Самолеты в копенгагенском аэропорту Каструп напоминали поблескивающих птиц, которые опускались на землю и снова взмывали в воздух. Поскольку самолеты приземлялись и взлетали один за другим, казалось, что это все один и тот же. Touch and go. Эрленд стоял босиком на террасе своего пентхауза и наслаждался видом копенгагенских крыш. Наступал новый год, они как раз закончили готовить еду, осталось только привести в порядок себя перед приходом гостей. Он предупредил, что все будет «очень просто», поскольку они с Крюмме только что приехали из Норвегии. Сперва Крюмме думал купить только каких-нибудь легких закусок, немного сыра и фруктов. Но Эрленд его переубедил.
Эрленд проснулся посреди ночи и решил, что надо устроить праздник с размахом. «Я — блудный сын, — подумал он, — вернулся домой в Копенгаген». И поскольку больше некому принести в жертву теленка, придется справляться самому. Он еще подумал, что в этом есть какое-то противоречие, но не стал углубляться в подобные мысли. Но телятина! Как банально. Почти так же банально, как сыр и закуски. Он устроит фуршет! Бутерброды и канапе во всевозможных вариантах! Они привезли вяленую баранину из Норвегии, и, лежа в ночной тьме, он стал представлять себе, как ее можно сервировать. Обложить кусочками манго? Положить в круг из красного лука? Нет… лучше в маринованных помидорчиках! Большой кусок овощей со сложенным вдвое кусочком баранины!
Он выскользнул из постели и проверил, много ли вещей скопилось в новогоднем ящике.
Оказалось, много. Новогодний ящик в самом низу буфета он наполнял в течение всего года, покупая все, что ему казалось симпатичным. Традиционные бумажные шляпы, привезенные из Каира, на которых звенело по двенадцать разноцветных бубенчиков. Хлопушки, стрелявшие кукурузой, ее легче потом убирать пылесосом, чем бумажное конфетти. Бенгальские огни, длинные и короткие, и диадема с огоньками. Он нажал на кнопку, чтобы проверить батарейки. Все прекрасно работало. Зеленые, желтые и красные огоньки замелькали по дуге. Диадему он обычно неожиданно надевал на голову тому, кого выбирал, чтобы произнести торжественную речь. Речи, произнесенные экспромтом, всегда удаются лучше, а диадема прекрасно подходила и мужчинам, и женщинам, как ему казалось. Хотя мужчины зачастую протестовали.
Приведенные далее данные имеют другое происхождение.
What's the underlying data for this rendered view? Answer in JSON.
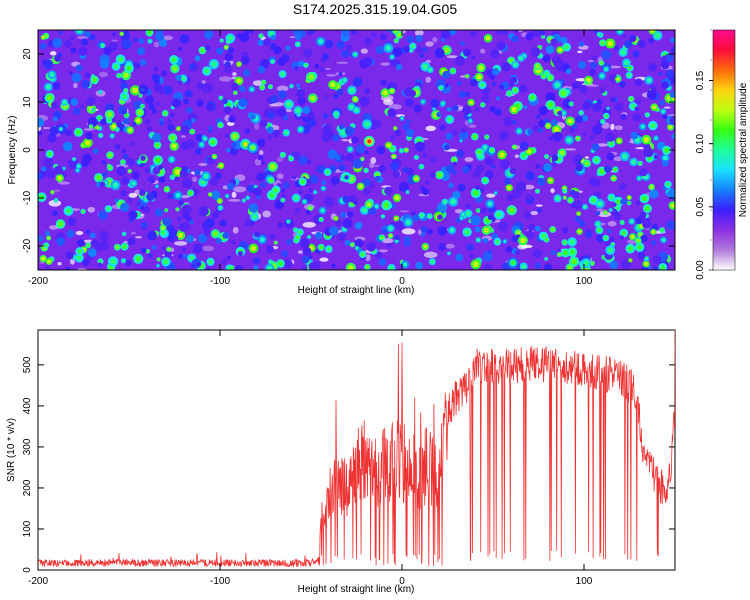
{
  "figure_title": "S174.2025.315.19.04.G05",
  "chart_data": [
    {
      "type": "heatmap",
      "title": "",
      "xlabel": "Height of straight line (km)",
      "ylabel": "Frequency (Hz)",
      "xlim": [
        -200,
        150
      ],
      "ylim": [
        -25,
        25
      ],
      "x_ticks": [
        -200,
        -100,
        0,
        100
      ],
      "x_tick_labels": [
        "-200",
        "-100",
        "0",
        "100"
      ],
      "y_ticks": [
        -20,
        -10,
        0,
        10,
        20
      ],
      "y_tick_labels": [
        "-20",
        "-10",
        "0",
        "10",
        "20"
      ],
      "colorbar": {
        "label": "Normalized spectral amplitude",
        "range": [
          0.0,
          0.19
        ],
        "ticks": [
          0.0,
          0.05,
          0.1,
          0.15
        ],
        "tick_labels": [
          "0.00",
          "0.05",
          "0.10",
          "0.15"
        ],
        "colors": [
          "#ffffff",
          "#b07ad8",
          "#8d2fe3",
          "#3a1fff",
          "#1680ff",
          "#18e0ff",
          "#1eff9a",
          "#37ff12",
          "#bfff10",
          "#ffd20e",
          "#ff6a0c",
          "#ff0c3c",
          "#ff0c90"
        ]
      },
      "hotspots": [
        {
          "x": -18,
          "y": 1.8,
          "value": 0.17
        },
        {
          "x": -86,
          "y": 1.2,
          "value": 0.14
        },
        {
          "x": -82,
          "y": 0.5,
          "value": 0.12
        },
        {
          "x": 61,
          "y": -23.5,
          "value": 0.11
        }
      ]
    },
    {
      "type": "line",
      "title": "",
      "xlabel": "Height of straight line (km)",
      "ylabel": "SNR (10 * v/v)",
      "xlim": [
        -200,
        150
      ],
      "ylim": [
        0,
        585
      ],
      "x_ticks": [
        -200,
        -100,
        0,
        100
      ],
      "x_tick_labels": [
        "-200",
        "-100",
        "0",
        "100"
      ],
      "y_ticks": [
        0,
        100,
        200,
        300,
        400,
        500
      ],
      "y_tick_labels": [
        "0",
        "100",
        "200",
        "300",
        "400",
        "500"
      ],
      "series": [
        {
          "name": "SNR",
          "color": "#ee3333",
          "x": [
            -200,
            -175,
            -150,
            -125,
            -100,
            -75,
            -60,
            -50,
            -46,
            -44,
            -40,
            -35,
            -30,
            -25,
            -20,
            -15,
            -10,
            -5,
            0,
            5,
            10,
            15,
            18,
            20,
            22,
            25,
            30,
            35,
            40,
            50,
            60,
            70,
            80,
            90,
            100,
            110,
            120,
            128,
            132,
            136,
            140,
            144,
            148,
            150
          ],
          "values": [
            20,
            20,
            20,
            20,
            20,
            20,
            20,
            20,
            25,
            130,
            200,
            230,
            220,
            260,
            300,
            260,
            280,
            290,
            300,
            280,
            260,
            290,
            250,
            230,
            300,
            380,
            420,
            440,
            500,
            500,
            495,
            505,
            500,
            495,
            490,
            480,
            470,
            440,
            310,
            260,
            210,
            200,
            230,
            510
          ]
        }
      ]
    }
  ]
}
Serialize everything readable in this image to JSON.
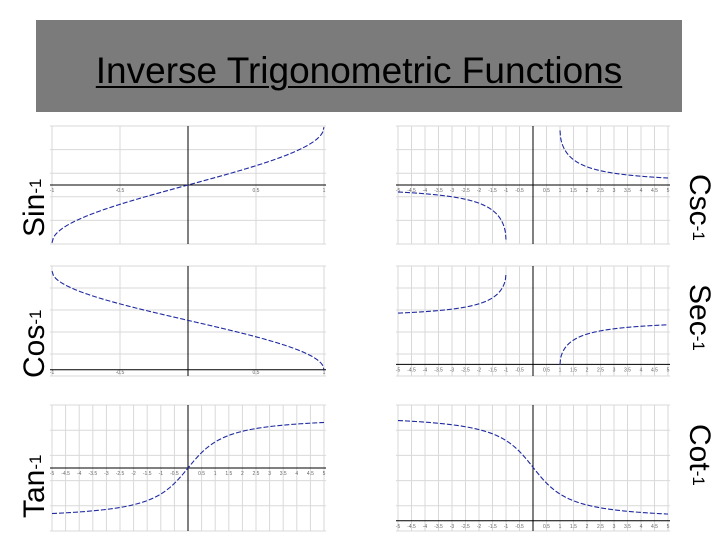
{
  "title": "Inverse Trigonometric Functions",
  "labels": {
    "sin": {
      "base": "Sin",
      "sup": "-1"
    },
    "cos": {
      "base": "Cos",
      "sup": "-1"
    },
    "tan": {
      "base": "Tan",
      "sup": "-1"
    },
    "csc": {
      "base": "Csc",
      "sup": "-1"
    },
    "sec": {
      "base": "Sec",
      "sup": "-1"
    },
    "cot": {
      "base": "Cot",
      "sup": "-1"
    }
  },
  "colors": {
    "title_bar": "#7b7b7b",
    "curve": "#1f2aa0",
    "grid": "#d9d9d9",
    "axis": "#000000",
    "tick": "#666666"
  },
  "chart_data": [
    {
      "id": "sin",
      "type": "line",
      "function": "arcsin",
      "xlim": [
        -1,
        1
      ],
      "ylim": [
        -1.6,
        1.6
      ],
      "tick_labels": [
        "-1",
        "-0.5",
        "0",
        "0.5",
        "1"
      ]
    },
    {
      "id": "cos",
      "type": "line",
      "function": "arccos",
      "xlim": [
        -1,
        1
      ],
      "ylim": [
        -0.2,
        3.3
      ],
      "tick_labels": [
        "-1",
        "-0.5",
        "0",
        "0.5",
        "1"
      ]
    },
    {
      "id": "tan",
      "type": "line",
      "function": "arctan",
      "xlim": [
        -5,
        5
      ],
      "ylim": [
        -1.9,
        1.9
      ],
      "tick_labels": [
        "-5",
        "-4.5",
        "-4",
        "-3.5",
        "-3",
        "-2.5",
        "-2",
        "-1.5",
        "-1",
        "-0.5",
        "0",
        "0.5",
        "1",
        "1.5",
        "2",
        "2.5",
        "3",
        "3.5",
        "4",
        "4.5",
        "5"
      ]
    },
    {
      "id": "csc",
      "type": "line",
      "function": "arccsc",
      "xlim": [
        -5,
        5
      ],
      "ylim": [
        -1.7,
        1.7
      ],
      "tick_labels": [
        "-5",
        "-4.5",
        "-4",
        "-3.5",
        "-3",
        "-2.5",
        "-2",
        "-1.5",
        "-1",
        "-0.5",
        "0",
        "0.5",
        "1",
        "1.5",
        "2",
        "2.5",
        "3",
        "3.5",
        "4",
        "4.5",
        "5"
      ]
    },
    {
      "id": "sec",
      "type": "line",
      "function": "arcsec",
      "xlim": [
        -5,
        5
      ],
      "ylim": [
        -0.4,
        3.4
      ],
      "tick_labels": [
        "-5",
        "-4.5",
        "-4",
        "-3.5",
        "-3",
        "-2.5",
        "-2",
        "-1.5",
        "-1",
        "-0.5",
        "0",
        "0.5",
        "1",
        "1.5",
        "2",
        "2.5",
        "3",
        "3.5",
        "4",
        "4.5",
        "5"
      ]
    },
    {
      "id": "cot",
      "type": "line",
      "function": "arccot",
      "xlim": [
        -5,
        5
      ],
      "ylim": [
        -0.3,
        3.4
      ],
      "tick_labels": [
        "-5",
        "-4.5",
        "-4",
        "-3.5",
        "-3",
        "-2.5",
        "-2",
        "-1.5",
        "-1",
        "-0.5",
        "0",
        "0.5",
        "1",
        "1.5",
        "2",
        "2.5",
        "3",
        "3.5",
        "4",
        "4.5",
        "5"
      ]
    }
  ]
}
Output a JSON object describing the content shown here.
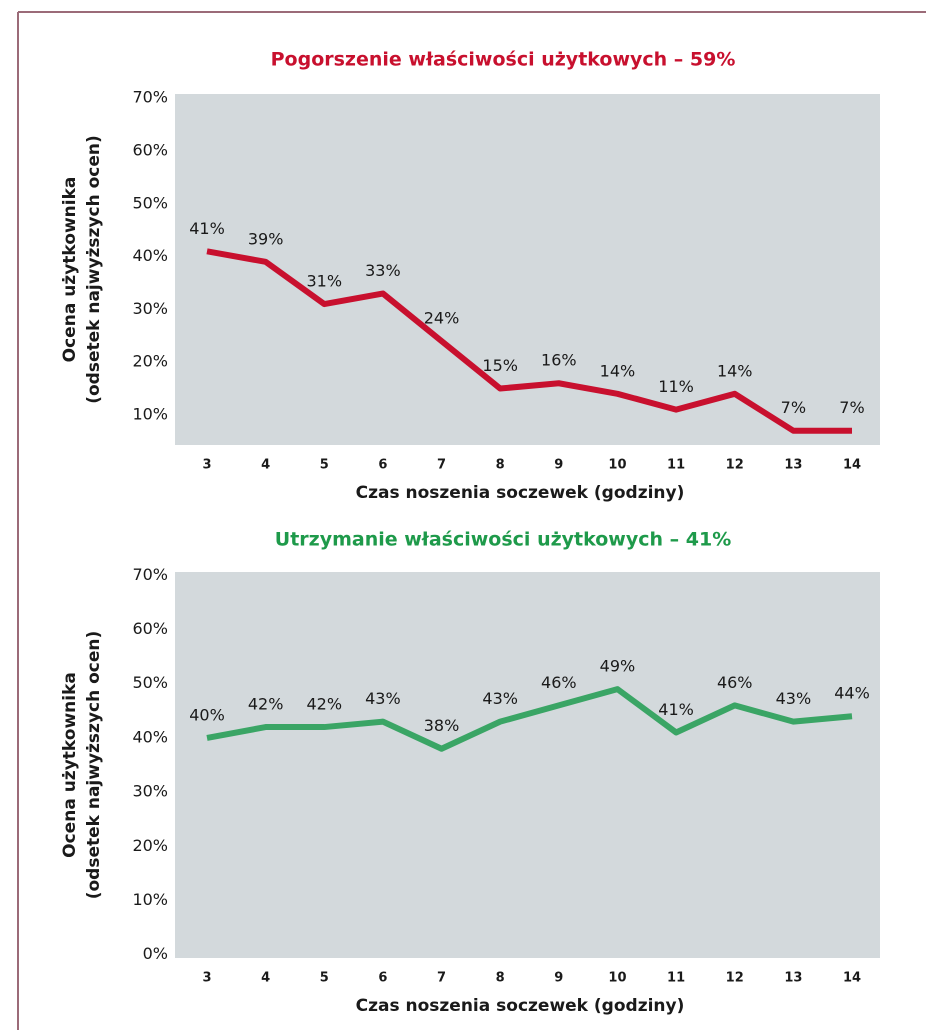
{
  "chart_data": [
    {
      "type": "line",
      "title": "Pogorszenie właściwości użytkowych – 59%",
      "ylabel": [
        "Ocena użytkownika",
        "(odsetek najwyższych ocen)"
      ],
      "xlabel": "Czas noszenia soczewek (godziny)",
      "categories": [
        "3",
        "4",
        "5",
        "6",
        "7",
        "8",
        "9",
        "10",
        "11",
        "12",
        "13",
        "14"
      ],
      "series": [
        {
          "name": "Pogorszenie",
          "color": "#c8102e",
          "values": [
            41,
            39,
            31,
            33,
            24,
            15,
            16,
            14,
            11,
            14,
            7,
            7
          ],
          "value_labels": [
            "41%",
            "39%",
            "31%",
            "33%",
            "24%",
            "15%",
            "16%",
            "14%",
            "11%",
            "14%",
            "7%",
            "7%"
          ]
        }
      ],
      "ylim": [
        4.3,
        70.8
      ],
      "yticks": [
        {
          "value": 10,
          "label": "10%"
        },
        {
          "value": 20,
          "label": "20%"
        },
        {
          "value": 30,
          "label": "30%"
        },
        {
          "value": 40,
          "label": "40%"
        },
        {
          "value": 50,
          "label": "50%"
        },
        {
          "value": 60,
          "label": "60%"
        },
        {
          "value": 70,
          "label": "70%"
        }
      ],
      "title_color": "#c8102e",
      "grid": false
    },
    {
      "type": "line",
      "title": "Utrzymanie właściwości użytkowych – 41%",
      "ylabel": [
        "Ocena użytkownika",
        "(odsetek najwyższych ocen)"
      ],
      "xlabel": "Czas noszenia soczewek (godziny)",
      "categories": [
        "3",
        "4",
        "5",
        "6",
        "7",
        "8",
        "9",
        "10",
        "11",
        "12",
        "13",
        "14"
      ],
      "series": [
        {
          "name": "Utrzymanie",
          "color": "#3aa565",
          "values": [
            40,
            42,
            42,
            43,
            38,
            43,
            46,
            49,
            41,
            46,
            43,
            44
          ],
          "value_labels": [
            "40%",
            "42%",
            "42%",
            "43%",
            "38%",
            "43%",
            "46%",
            "49%",
            "41%",
            "46%",
            "43%",
            "44%"
          ]
        }
      ],
      "ylim": [
        -0.6,
        70.6
      ],
      "yticks": [
        {
          "value": 0,
          "label": "0%"
        },
        {
          "value": 10,
          "label": "10%"
        },
        {
          "value": 20,
          "label": "20%"
        },
        {
          "value": 30,
          "label": "30%"
        },
        {
          "value": 40,
          "label": "40%"
        },
        {
          "value": 50,
          "label": "50%"
        },
        {
          "value": 60,
          "label": "60%"
        },
        {
          "value": 70,
          "label": "70%"
        }
      ],
      "title_color": "#1e9a4a",
      "grid": false
    }
  ]
}
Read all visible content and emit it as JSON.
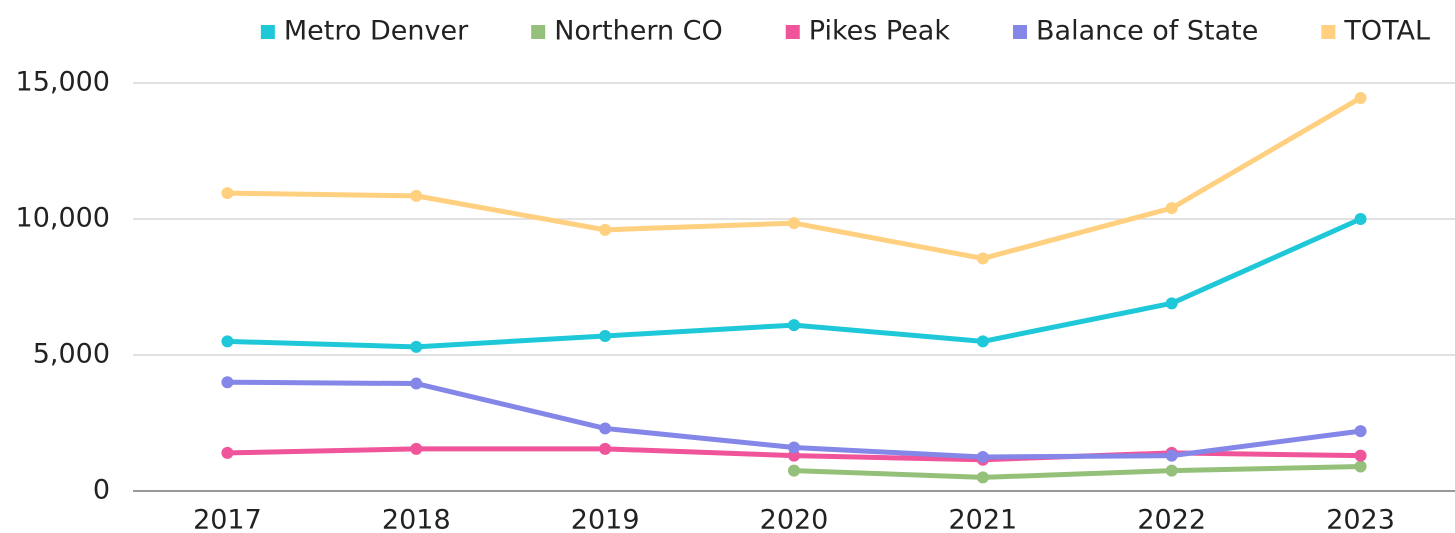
{
  "chart_data": {
    "type": "line",
    "categories": [
      "2017",
      "2018",
      "2019",
      "2020",
      "2021",
      "2022",
      "2023"
    ],
    "series": [
      {
        "name": "Metro Denver",
        "color": "#1ec8d8",
        "values": [
          5500,
          5300,
          5700,
          6100,
          5500,
          6900,
          10000
        ]
      },
      {
        "name": "Northern CO",
        "color": "#95c07a",
        "values": [
          null,
          null,
          null,
          750,
          500,
          750,
          900
        ]
      },
      {
        "name": "Pikes Peak",
        "color": "#f0549a",
        "values": [
          1400,
          1550,
          1550,
          1300,
          1150,
          1400,
          1300
        ]
      },
      {
        "name": "Balance of State",
        "color": "#8486e8",
        "values": [
          4000,
          3950,
          2300,
          1600,
          1250,
          1300,
          2200
        ]
      },
      {
        "name": "TOTAL",
        "color": "#ffd080",
        "values": [
          10950,
          10850,
          9600,
          9850,
          8550,
          10400,
          14450
        ]
      }
    ],
    "ylim": [
      0,
      15000
    ],
    "yticks": [
      0,
      {
        "value": 5000,
        "label": "5,000"
      },
      {
        "value": 10000,
        "label": "10,000"
      },
      {
        "value": 15000,
        "label": "15,000"
      }
    ],
    "grid": true,
    "legend": "top"
  }
}
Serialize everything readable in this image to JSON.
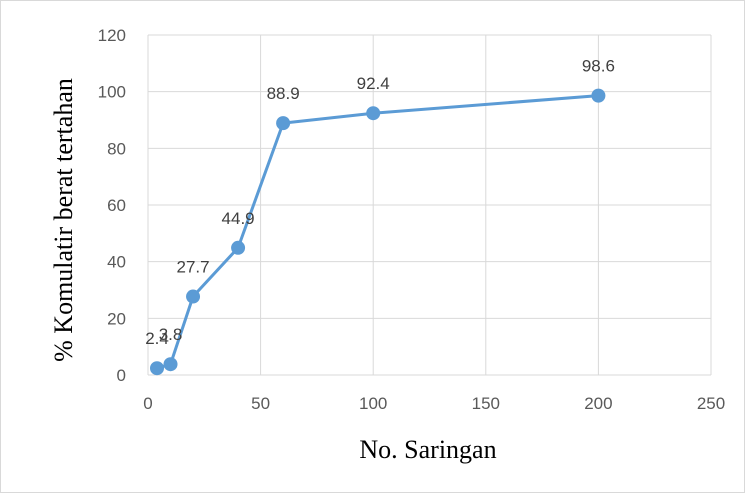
{
  "chart_data": {
    "type": "scatter",
    "title": "",
    "xlabel": "No. Saringan",
    "ylabel": "% Komulatir berat tertahan",
    "xlim": [
      0,
      250
    ],
    "ylim": [
      0,
      120
    ],
    "x_ticks": [
      "0",
      "50",
      "100",
      "150",
      "200",
      "250"
    ],
    "y_ticks": [
      "0",
      "20",
      "40",
      "60",
      "80",
      "100",
      "120"
    ],
    "grid": true,
    "legend": "none",
    "series_color": "#5b9bd5",
    "series": [
      {
        "x": [
          4,
          10,
          20,
          40,
          60,
          100,
          200
        ],
        "values": [
          2.4,
          3.8,
          27.7,
          44.9,
          88.9,
          92.4,
          98.6
        ],
        "labels": [
          "2.4",
          "3.8",
          "27.7",
          "44.9",
          "88.9",
          "92.4",
          "98.6"
        ]
      }
    ]
  }
}
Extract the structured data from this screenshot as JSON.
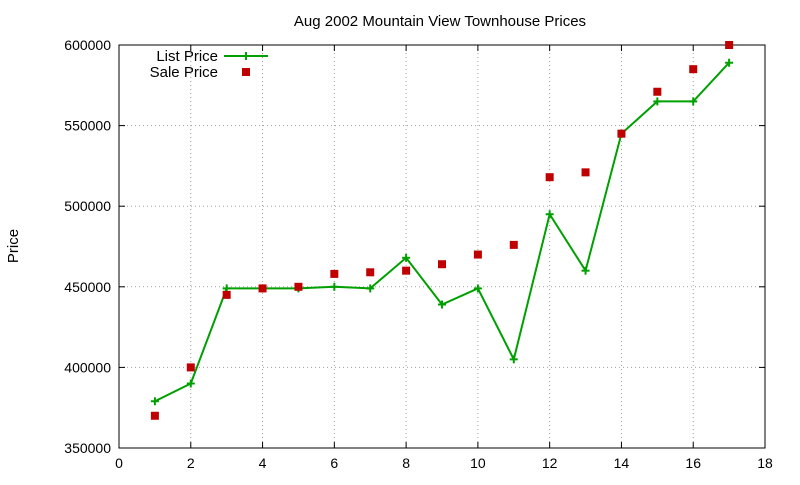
{
  "chart_data": {
    "type": "line",
    "title": "Aug 2002 Mountain View Townhouse Prices",
    "xlabel": "",
    "ylabel": "Price",
    "xlim": [
      0,
      18
    ],
    "ylim": [
      350000,
      600000
    ],
    "x_ticks": [
      0,
      2,
      4,
      6,
      8,
      10,
      12,
      14,
      16,
      18
    ],
    "y_ticks": [
      350000,
      400000,
      450000,
      500000,
      550000,
      600000
    ],
    "x_tick_labels": [
      "0",
      "2",
      "4",
      "6",
      "8",
      "10",
      "12",
      "14",
      "16",
      "18"
    ],
    "y_tick_labels": [
      "350000",
      "400000",
      "450000",
      "500000",
      "550000",
      "600000"
    ],
    "grid": true,
    "legend_position": "top-left",
    "x": [
      1,
      2,
      3,
      4,
      5,
      6,
      7,
      8,
      9,
      10,
      11,
      12,
      13,
      14,
      15,
      16,
      17
    ],
    "series": [
      {
        "name": "List Price",
        "style": "line-plus",
        "color": "#00a000",
        "values": [
          379000,
          390000,
          449000,
          449000,
          449000,
          450000,
          449000,
          468000,
          439000,
          449000,
          405000,
          495000,
          460000,
          545000,
          565000,
          565000,
          589000
        ]
      },
      {
        "name": "Sale Price",
        "style": "square-markers",
        "color": "#c00000",
        "values": [
          370000,
          400000,
          445000,
          449000,
          450000,
          458000,
          459000,
          460000,
          464000,
          470000,
          476000,
          518000,
          521000,
          545000,
          571000,
          585000,
          600000
        ]
      }
    ]
  }
}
Обычно он старался сервировать праздничный стол стильно и небанально. Но новогодний стол должен быть настоящим кичем. Блеск, игра контрастов, чрезмерность — вот настоящий праздник! Голографические гирлянды аккуратно свернуты в ящике. Он повесит их на потолок, хорошенько закрепив под свечками, чтобы они переливались хрустальным светом.
Но важнее всего было найти в ящике шпажки. Маленькие шпажки для канапе. Если они есть, то нужны только тарелки и бокалы, и гости смогут бродить по комнатам, выходить на террасу, садиться и вставать, где им заблагорассудится.
На прошлый Новый год Крюмме приготовил индейку. В трех разных видах: по-восточному, вроде пекинской утки; с карри и чесноком, фаршированную пряностями и фенхелем; и традиционную — в беконе, фаршированную по-английски. За столом собралось восемнадцать человек, поэтому обед планировался за несколько недель. И после столь пышного обеда из трех блюд подавать сыры и закуски! Это ни в какие ворота. Надо блюсти репутацию. Канапе смотрятся нарядно и празднично, особенно украшенные шпажками с блестящими кисточками на концах. Да вот же они — пакетик на пакетике. Господи, а вот эти он купил в крошечном магазине подарков прошлым летом! Совершенно про них забыл! С виду совсем простые, зато со стразами из пластика на кончике. Вроде крошечных скипетров. Сколько всего получается? Он стал считать. Три пакетика по сорок шпажек в каждом.
Он бы с радостью занялся приготовлениями прямо сейчас, но надо было поспать, чтобы завтра быть в форме. Крюмме лежал на спине и спал, приоткрыв рот, веки подрагивали от внезапно зажегшегося света. Эрленд поспешил его выключить, а потом прижался к Крюмме и нащупал под одеялом его руку. Даже в глубоком сне Крюмме сжал руку в ответ, он пребывал в счастливом неведении, какая его ожидает завтра адская беготня по магазинам.
Сыры. Еще чего!
За завтраком он начал составлять список покупок. Фуршет — скорее украшение, нежели серьезная еда, поэтому руководить процессом будет он. Крюмме готовил сложные блюда. Крюмме был шеф-поваром. А для фуршета повар не нужен, нужен композитор и организатор.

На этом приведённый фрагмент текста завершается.